Кивнул, все так же глядя в окно.

— Если меня возьмут, вот в чем беда. Летать я не умею, да и в пехоте толку от меня никакого.

— Болван! Кто тебя призывает, кто?

— Официально — никто.

— Я думал, ты пацифист.

— Так и есть.

— Честный, значит.

— Не знаю. Правда, не знаю. Можно думать и так, и этак, — но, в конце концов, ответственность, знаешь ли, слишком тяжелый груз для одного человека. Я должен идти.

— Ты уже решил?

— Мэри со мной согласна.

— Мэри Лоуэлл? Она-то тут при чем?

— Это и есть моя новость.

Забыв про книгу в руках, Натаниель повернулся. Подошел к камину, взглянул на кресло, вспомнил о книге, положил на стол. Взял стул, подвинул к себе и примостился на краешке.

— Помнишь, что я говорил вчера вечером после спектакля? Помнишь?

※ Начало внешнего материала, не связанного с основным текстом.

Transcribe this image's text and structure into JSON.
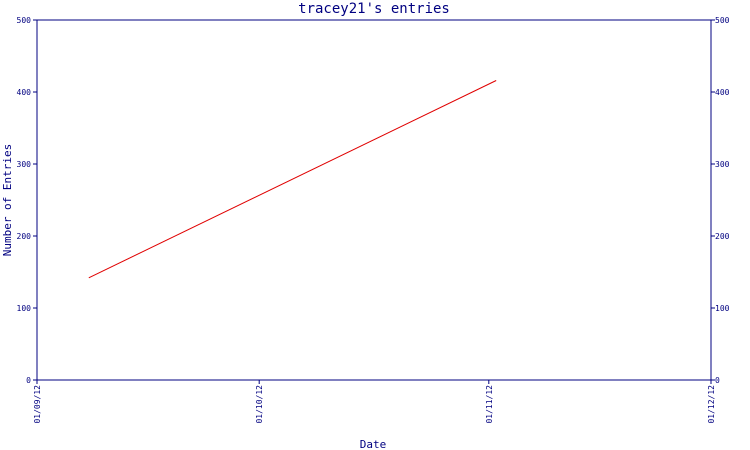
{
  "chart_data": {
    "type": "line",
    "title": "tracey21's entries",
    "xlabel": "Date",
    "ylabel": "Number of Entries",
    "x_ticks": [
      "01/09/12",
      "01/10/12",
      "01/11/12",
      "01/12/12"
    ],
    "x_range": [
      "2012-09-01",
      "2012-12-01"
    ],
    "ylim": [
      0,
      500
    ],
    "y_ticks": [
      0,
      100,
      200,
      300,
      400,
      500
    ],
    "y_ticks_right": [
      0,
      100,
      200,
      300,
      400,
      500
    ],
    "grid": false,
    "legend": "none",
    "series": [
      {
        "x": [
          "2012-09-08",
          "2012-11-02"
        ],
        "y": [
          142,
          416
        ],
        "color": "#e00000"
      }
    ],
    "axis_color": "#000080"
  }
}
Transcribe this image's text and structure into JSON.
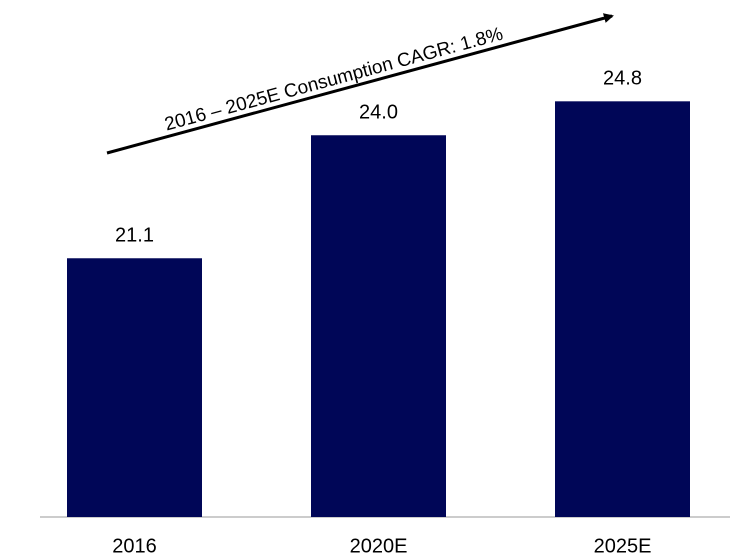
{
  "chart_data": {
    "type": "bar",
    "categories": [
      "2016",
      "2020E",
      "2025E"
    ],
    "values": [
      21.1,
      24.0,
      24.8
    ],
    "value_labels": [
      "21.1",
      "24.0",
      "24.8"
    ],
    "color": "#000657",
    "ylim": [
      15,
      27
    ],
    "annotation": "2016 – 2025E Consumption CAGR: 1.8%"
  }
}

Что наши жизни, должно быть, тянутся вспять к корням времени и повторяются в истории, как кадры в ролике?

— И я сказал, что, наверное, ты когда-то был Клеопатрой.

Нат всерьез задумался.

— Нет. Вряд ли. Я таким знаменитым не был.

— Ну, тогда Генрихом Восьмым. Это и есть твоя новость?

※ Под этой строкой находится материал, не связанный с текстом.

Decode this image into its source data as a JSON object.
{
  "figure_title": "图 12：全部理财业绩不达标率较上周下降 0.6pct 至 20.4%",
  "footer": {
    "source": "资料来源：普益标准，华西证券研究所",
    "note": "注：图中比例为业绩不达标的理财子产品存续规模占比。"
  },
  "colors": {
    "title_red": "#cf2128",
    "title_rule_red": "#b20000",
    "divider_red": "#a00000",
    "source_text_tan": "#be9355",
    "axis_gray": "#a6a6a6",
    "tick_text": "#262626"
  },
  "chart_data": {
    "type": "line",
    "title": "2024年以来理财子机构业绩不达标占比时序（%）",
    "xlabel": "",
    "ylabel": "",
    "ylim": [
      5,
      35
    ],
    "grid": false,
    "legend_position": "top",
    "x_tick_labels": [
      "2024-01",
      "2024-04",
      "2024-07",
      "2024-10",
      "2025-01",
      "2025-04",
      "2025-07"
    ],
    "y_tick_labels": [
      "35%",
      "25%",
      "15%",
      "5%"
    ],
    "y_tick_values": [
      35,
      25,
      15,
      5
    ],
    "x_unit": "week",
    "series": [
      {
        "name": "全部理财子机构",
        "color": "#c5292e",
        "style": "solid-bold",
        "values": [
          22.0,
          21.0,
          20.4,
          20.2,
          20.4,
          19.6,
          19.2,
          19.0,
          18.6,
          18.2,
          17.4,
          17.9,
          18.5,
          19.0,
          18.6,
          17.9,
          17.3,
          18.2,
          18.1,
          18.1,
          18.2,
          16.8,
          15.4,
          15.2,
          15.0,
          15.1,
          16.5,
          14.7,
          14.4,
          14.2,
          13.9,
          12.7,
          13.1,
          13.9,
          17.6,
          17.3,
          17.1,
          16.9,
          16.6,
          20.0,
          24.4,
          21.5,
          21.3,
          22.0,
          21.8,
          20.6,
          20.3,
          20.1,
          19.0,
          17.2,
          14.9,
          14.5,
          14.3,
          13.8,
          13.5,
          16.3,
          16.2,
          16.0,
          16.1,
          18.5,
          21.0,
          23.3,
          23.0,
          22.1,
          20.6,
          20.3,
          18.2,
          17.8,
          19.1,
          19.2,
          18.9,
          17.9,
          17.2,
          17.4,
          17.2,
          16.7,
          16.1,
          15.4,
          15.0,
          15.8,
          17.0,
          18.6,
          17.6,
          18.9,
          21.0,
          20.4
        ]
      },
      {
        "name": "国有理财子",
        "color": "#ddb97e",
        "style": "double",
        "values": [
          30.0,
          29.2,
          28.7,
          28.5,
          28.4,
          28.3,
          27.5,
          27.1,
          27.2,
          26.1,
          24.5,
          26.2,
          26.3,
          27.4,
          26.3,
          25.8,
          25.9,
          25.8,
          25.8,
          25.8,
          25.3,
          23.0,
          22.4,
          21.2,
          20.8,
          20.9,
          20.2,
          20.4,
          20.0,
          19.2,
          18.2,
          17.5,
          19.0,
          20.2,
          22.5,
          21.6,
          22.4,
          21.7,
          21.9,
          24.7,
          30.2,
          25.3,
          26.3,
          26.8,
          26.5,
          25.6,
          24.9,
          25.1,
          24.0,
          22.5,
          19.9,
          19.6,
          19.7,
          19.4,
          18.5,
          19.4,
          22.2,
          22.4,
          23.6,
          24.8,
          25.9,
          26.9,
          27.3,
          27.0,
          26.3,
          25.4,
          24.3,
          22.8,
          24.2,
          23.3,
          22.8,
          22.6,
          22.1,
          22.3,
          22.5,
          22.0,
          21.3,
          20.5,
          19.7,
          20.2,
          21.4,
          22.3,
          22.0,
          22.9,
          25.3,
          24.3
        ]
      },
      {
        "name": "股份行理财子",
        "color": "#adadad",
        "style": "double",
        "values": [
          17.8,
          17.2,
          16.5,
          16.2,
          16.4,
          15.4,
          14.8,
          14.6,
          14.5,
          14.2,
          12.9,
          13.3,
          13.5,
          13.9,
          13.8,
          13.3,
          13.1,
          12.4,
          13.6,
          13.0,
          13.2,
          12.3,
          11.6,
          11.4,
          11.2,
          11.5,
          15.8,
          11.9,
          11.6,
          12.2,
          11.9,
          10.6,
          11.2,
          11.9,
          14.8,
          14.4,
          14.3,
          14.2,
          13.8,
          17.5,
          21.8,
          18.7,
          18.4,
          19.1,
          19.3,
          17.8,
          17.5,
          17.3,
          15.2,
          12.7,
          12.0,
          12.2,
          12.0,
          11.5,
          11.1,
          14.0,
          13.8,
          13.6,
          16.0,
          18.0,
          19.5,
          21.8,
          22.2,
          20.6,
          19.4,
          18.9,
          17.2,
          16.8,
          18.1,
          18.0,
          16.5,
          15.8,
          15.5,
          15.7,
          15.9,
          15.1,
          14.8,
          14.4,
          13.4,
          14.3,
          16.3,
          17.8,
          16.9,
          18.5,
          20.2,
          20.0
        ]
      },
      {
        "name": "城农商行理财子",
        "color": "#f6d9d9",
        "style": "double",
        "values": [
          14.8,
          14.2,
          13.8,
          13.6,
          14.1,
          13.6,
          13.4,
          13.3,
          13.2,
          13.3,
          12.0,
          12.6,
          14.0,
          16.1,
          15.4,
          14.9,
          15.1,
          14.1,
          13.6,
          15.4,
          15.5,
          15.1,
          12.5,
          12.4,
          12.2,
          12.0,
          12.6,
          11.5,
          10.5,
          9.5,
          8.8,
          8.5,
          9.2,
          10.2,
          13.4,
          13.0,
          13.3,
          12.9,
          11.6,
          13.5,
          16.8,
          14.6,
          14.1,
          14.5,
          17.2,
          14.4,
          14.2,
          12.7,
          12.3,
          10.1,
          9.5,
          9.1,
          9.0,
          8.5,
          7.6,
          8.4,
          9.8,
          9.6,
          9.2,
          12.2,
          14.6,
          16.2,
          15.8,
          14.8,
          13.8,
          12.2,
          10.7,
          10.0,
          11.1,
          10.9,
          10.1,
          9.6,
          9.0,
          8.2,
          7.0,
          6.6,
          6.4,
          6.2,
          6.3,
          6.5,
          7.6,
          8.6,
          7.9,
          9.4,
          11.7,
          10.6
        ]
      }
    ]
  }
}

— Все время натыкаешься на ключи. Это… вспышки откровения… это дано. И когда… — Руки поплыли от плеча в сторону, словно почуяли, как голова увеличивается в объеме. — И когда встречаешь какого-нибудь человека, сразу чувствуешь, что в том потаенном прошлом ты был с ним связан. Как ты думаешь? Вот ты и я, например? Помнишь?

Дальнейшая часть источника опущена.